The Triumph and Tragedy of Eddie Murphy
A new director’s cut of Dreamgirls underscores Murphy’s Oscar-worthy performance—and highlights the disappointing roles that followed.
If James Brown was the hardest-working man in show business, then Eddie Murphy—who rose to fame playing characters including Brown on Saturday Night Live, and later channeled the singer for his Oscar-nominated performance in Dreamgirls in 2007—might just be the hardest-coasting man in show business.
It wasn’t always this way. Murphy rocketed to stardom in the early 80s, a cocky teenager plucked from obscurity whose outsized talent almost single-handedly saved S.N.L. from dying a painful death after the departure of its original cast. Then he quickly segued into film, starring in a series of zeitgeist-capturing, beloved hits like 48 Hrs., Trading Places, Beverly Hills Cop and Coming to America, as well as the stand-up smash Eddie Murphy: Raw. Oh, and he also managed to score a hit song with “Party All the Time” while moonlighting as a part-time pop star.
Things changed, though, in the late 90s and early aughts, when Murphy’s output slowed—and his résumé began filling with middlebrow, family-friendly fare that hardly resembled his edgy classics: the Shrek films, Dr. Dolittle and its sequel, The Adventures of Pluto Nash, Daddy Day Care. Those movies didn’t ask much of Murphy—and he didn’t seem to exert much effort in them, instead coasting easily on his innate charm. Soon enough, Murphy had become so synonymous with sleepwalking that his superior late-period vehicles, like 1999’s Bowfinger, were exciting partially because they seemed like the rare films in which Murphy was actually trying.
2006’s Dreamgirls, which has just been released on a Director’s Cut Blu-ray, was the ultimate “Eddie’s actually trying!” movie. The Oscar buzz seemed to begin the moment Murphy was cast in the flashy, Academy-friendly role of James “Thunder” Early, a brash R&B showman modeled on Brown—though the character was nowhere near as successful as his inspiration.
Murphy’s role was uncharacteristically demanding, a fully fleshed-out supporting part with an arc including such thespian-friendly elements as drug addiction, infidelities, disillusionment, betrayal, and a premature, tragic death; it also called upon Murphy to use his full powers as a comedian and a singer, as well as a dramatic actor.

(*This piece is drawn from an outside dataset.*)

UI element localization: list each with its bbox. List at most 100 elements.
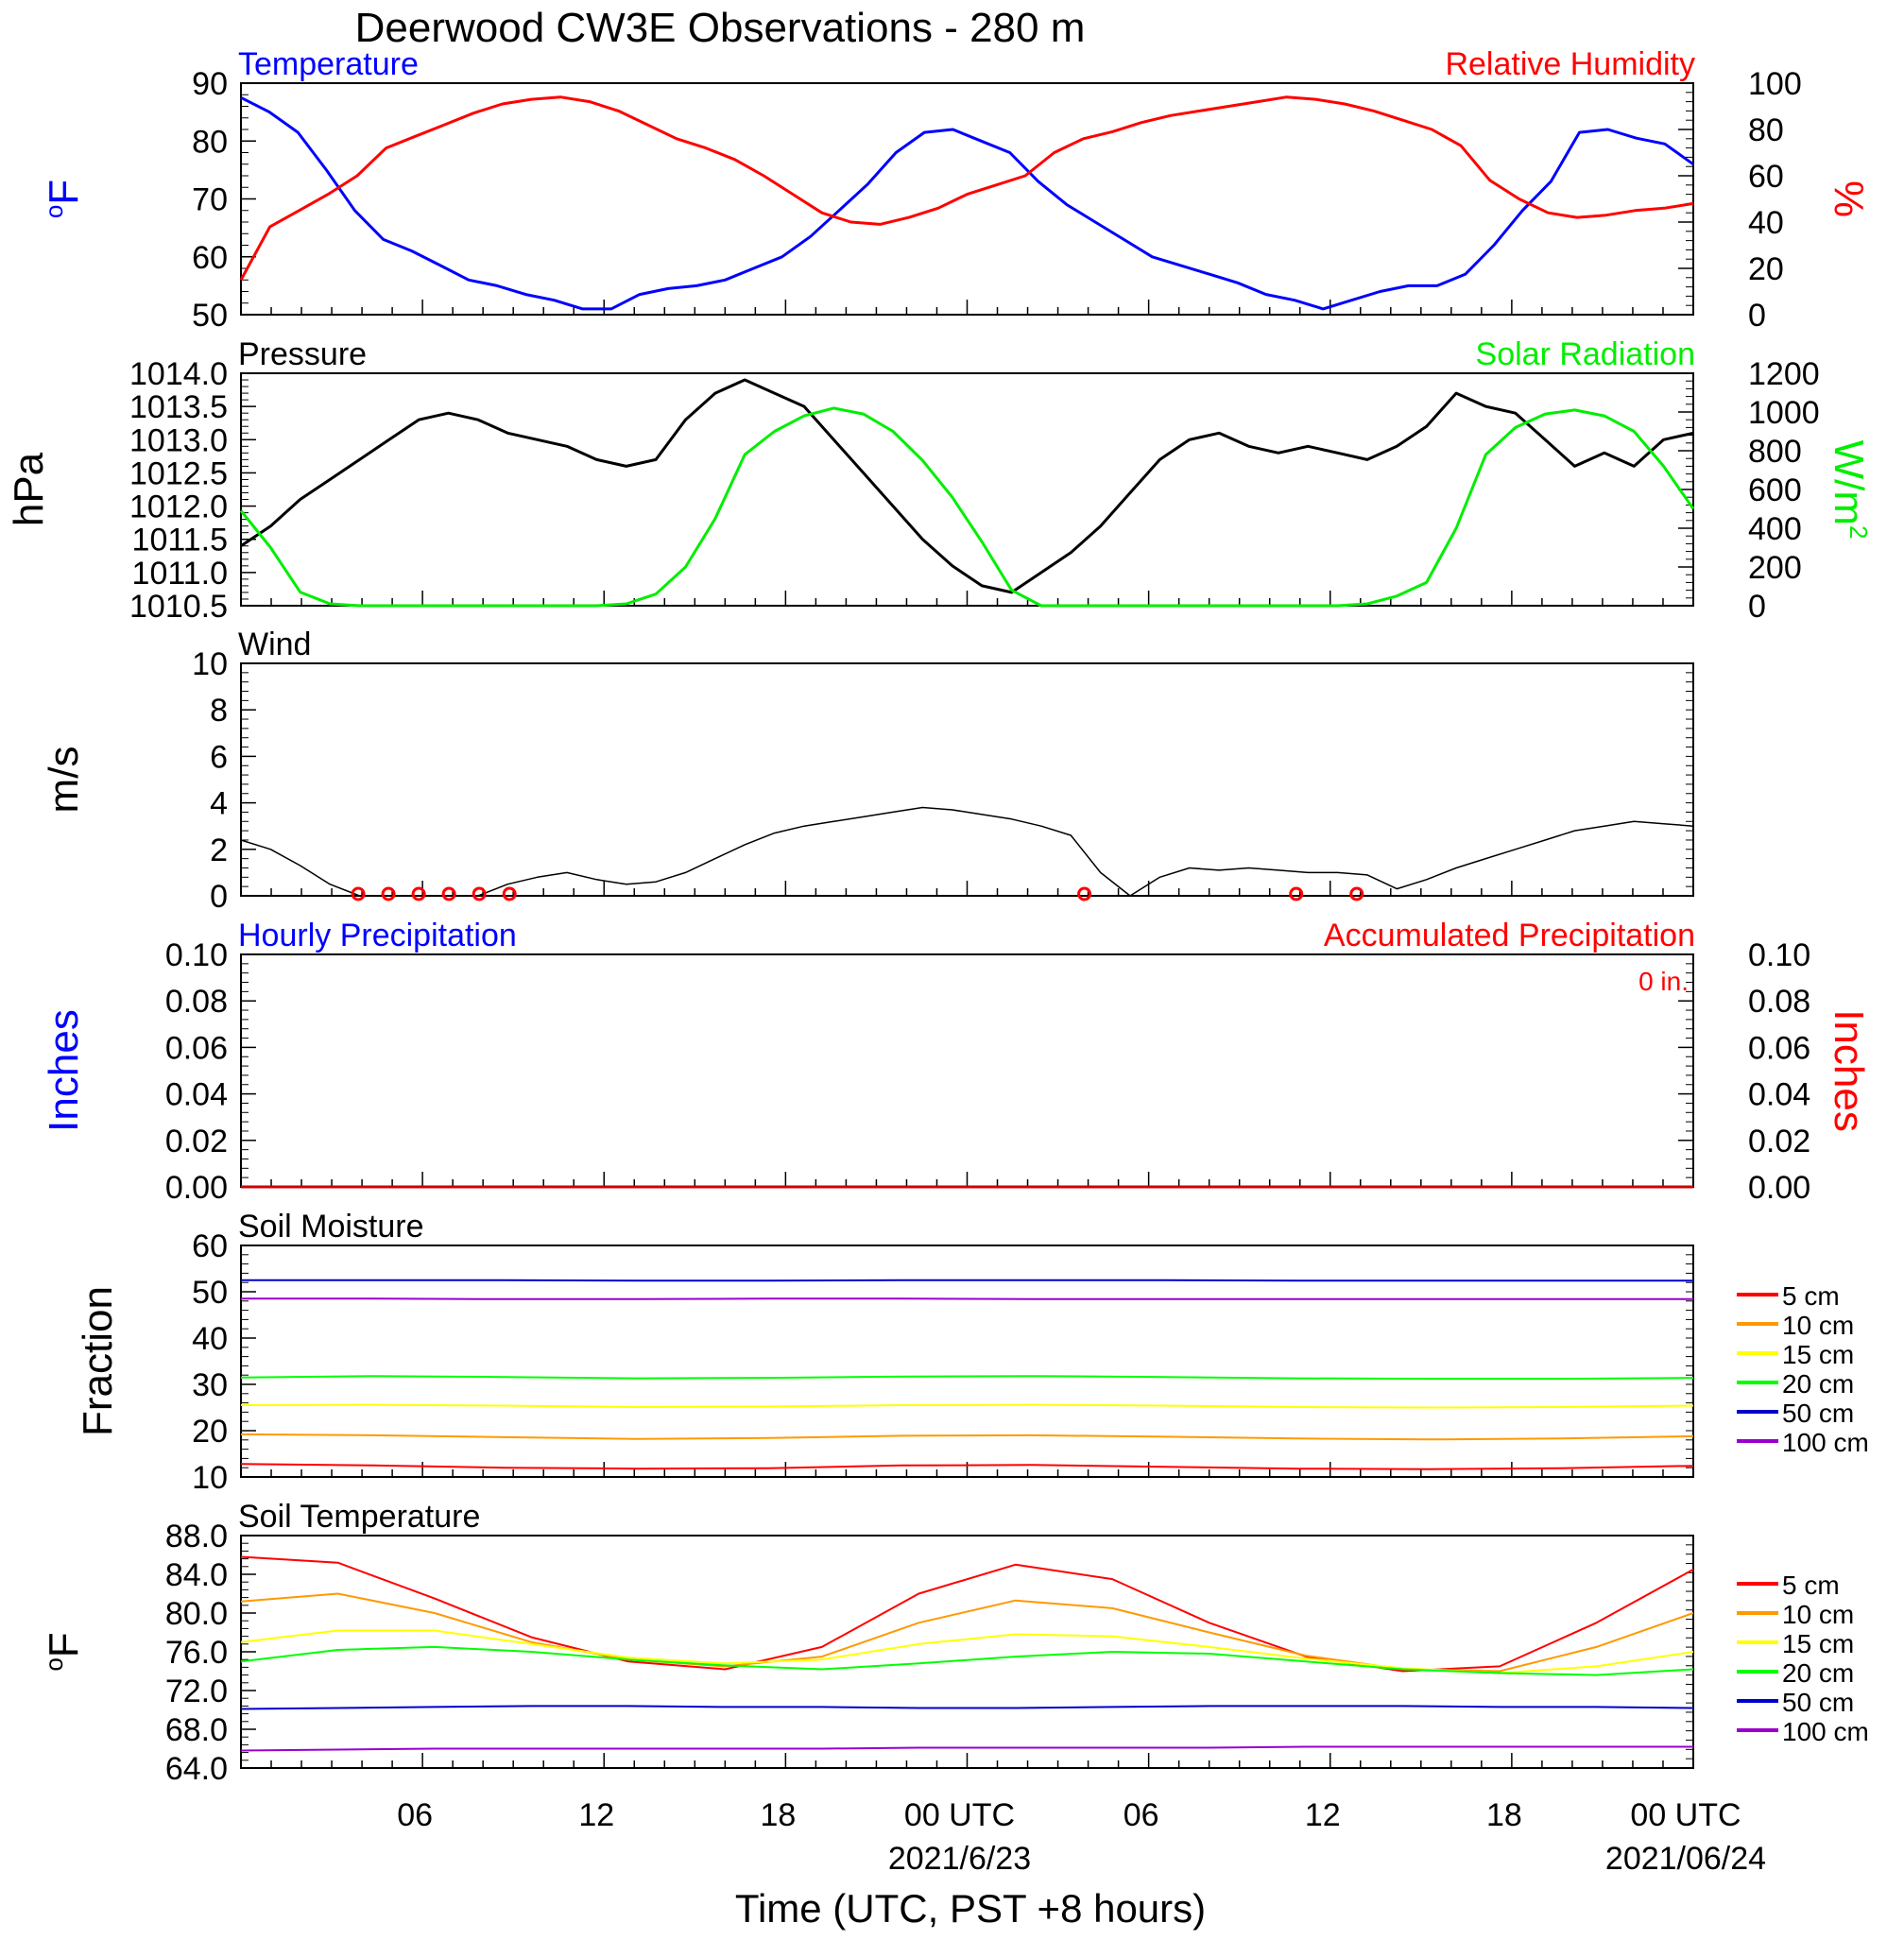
- plot-frame: [240, 662, 1694, 897]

Dreamgirls itself is often clunky, but it comes alive whenever it lets two performers burn up the screen: Jennifer Hudson and Murphy. These actors don’t seek the spotlight so much as angrily demand it. Murphy’s arc is particularly poignant: he begins the film full of soul-man bravado and brash humor. His business is seduction, both personal and professional, and he is very good at it. (Thunder’s pelvic thrusts alone are a danger to the established social order.) Yet as the years progress and his dreams drift increasingly out of his grasp, a deep sadness and resignation sets in. Murphy’s Thunder is a flesh-and-blood human being, but he also embodies the pain, frustration, and disillusionment of any number of performers whose extraordinary talents couldn’t overcome their even more extraordinary capacity for self-destruction.
The 10 minutes of new and altered footage in the Director’s Cut mostly don’t feature Murphy’s character. But there is a quick, wonderful sequence eliminated from the theatrical version that cuts between Murphy’s Thunder holding court on stage, delighting the crowd with single entendres about his lecherous intentions, and an off-stage Thunder putting those lascivious words into practice—until his target’s jealous boyfriend threatens him with the business end of a broken bottle. The montage underscores Thunder’s raw power, how his sexuality remains just as potent off stage—and Murphy brings it to life with enviable panache.